Why the focus on end-of-life care? Sen. Rockefeller announced at the time of the original bill's introduction that he wants to encourage the use of hospices and help families make the right decisions as death approaches.

Yet end-of-life care is also a key issue when it comes to slowing the growth of health care costs. About a quarter of all spending by Medicare, more than $100 billion, takes place during a patient's final year of life. President Obama has made reference multiple times to the fact that his grandmother received an expensive hip replacement while she was terminally ill with cancer, holding it up as an example of spending that sometimes takes place near the end of life. He's wondered whether the country can afford those kinds of bills, even though he said he would have paid for grandmother's hip out of pocket.

Which is true. End-of-life care is a massive issue, and I'm glad to see that at least some Republicans (well, one anyway) are willing to deal with it. But the rest of the rhetoric has been just absurd.
The idea that ObamaCare is promoting physician-assisted suicide for old people, or encouraging them to forgo medical care late in life, has made its way into partisan rhetoric among the bill's opponents. "[The bill] would require every senior to have a mandatory counseling session with a government bureaucrat every five years on ways to 'die with dignity;' starvation, dehydration, stuff like that," Republican strategist Lawrence Lindsey wrote in a memo.

In a post entitled "The Democratic Culture of Death is Absolutely Terrifying." one blogger wrote "First they came for our light bulbs, then they came for our SUVs.

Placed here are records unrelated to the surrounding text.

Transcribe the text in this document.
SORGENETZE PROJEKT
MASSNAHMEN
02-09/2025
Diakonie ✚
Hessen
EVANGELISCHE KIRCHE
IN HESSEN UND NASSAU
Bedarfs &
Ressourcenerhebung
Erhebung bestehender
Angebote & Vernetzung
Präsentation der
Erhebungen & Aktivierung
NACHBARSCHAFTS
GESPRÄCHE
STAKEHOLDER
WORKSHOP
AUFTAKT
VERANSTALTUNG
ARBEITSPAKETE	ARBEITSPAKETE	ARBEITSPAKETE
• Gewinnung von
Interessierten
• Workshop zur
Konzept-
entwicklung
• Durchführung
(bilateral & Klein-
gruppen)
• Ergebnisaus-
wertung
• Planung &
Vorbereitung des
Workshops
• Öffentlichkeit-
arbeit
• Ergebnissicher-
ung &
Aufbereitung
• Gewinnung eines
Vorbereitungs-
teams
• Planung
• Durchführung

Now, they are coming for our senior citizens," Other commentators have made a connection between the bill and the Terry Schiavo episode, in which a woman on life support in Florida starved to death after a feeding tube was removed when her husband prevailed in a prolonged legal battle.

In fact, the bill says nothing about death with dignity or any other code words for euthanasia. It also does not make these counseling sessions in any way mandatory--it just says that Medicare will start reimbursing for them.

Which apparently is a massive crime, at least if you're a Republican. How this became Logan's Run, well, you'll have to ask our moderately delusional GOP House friends and their media enablers about that. The GOP decided to turn it into a talking point, strategists like Lawrence Lindsey communicated it with the usual suspects, and the Wingers and the Village Steno Pool crapped the lie back out while making fools of themselves, it's what they do best after all.

It's a cruel and degrading lie. But we are talking about the Republican Party, after all.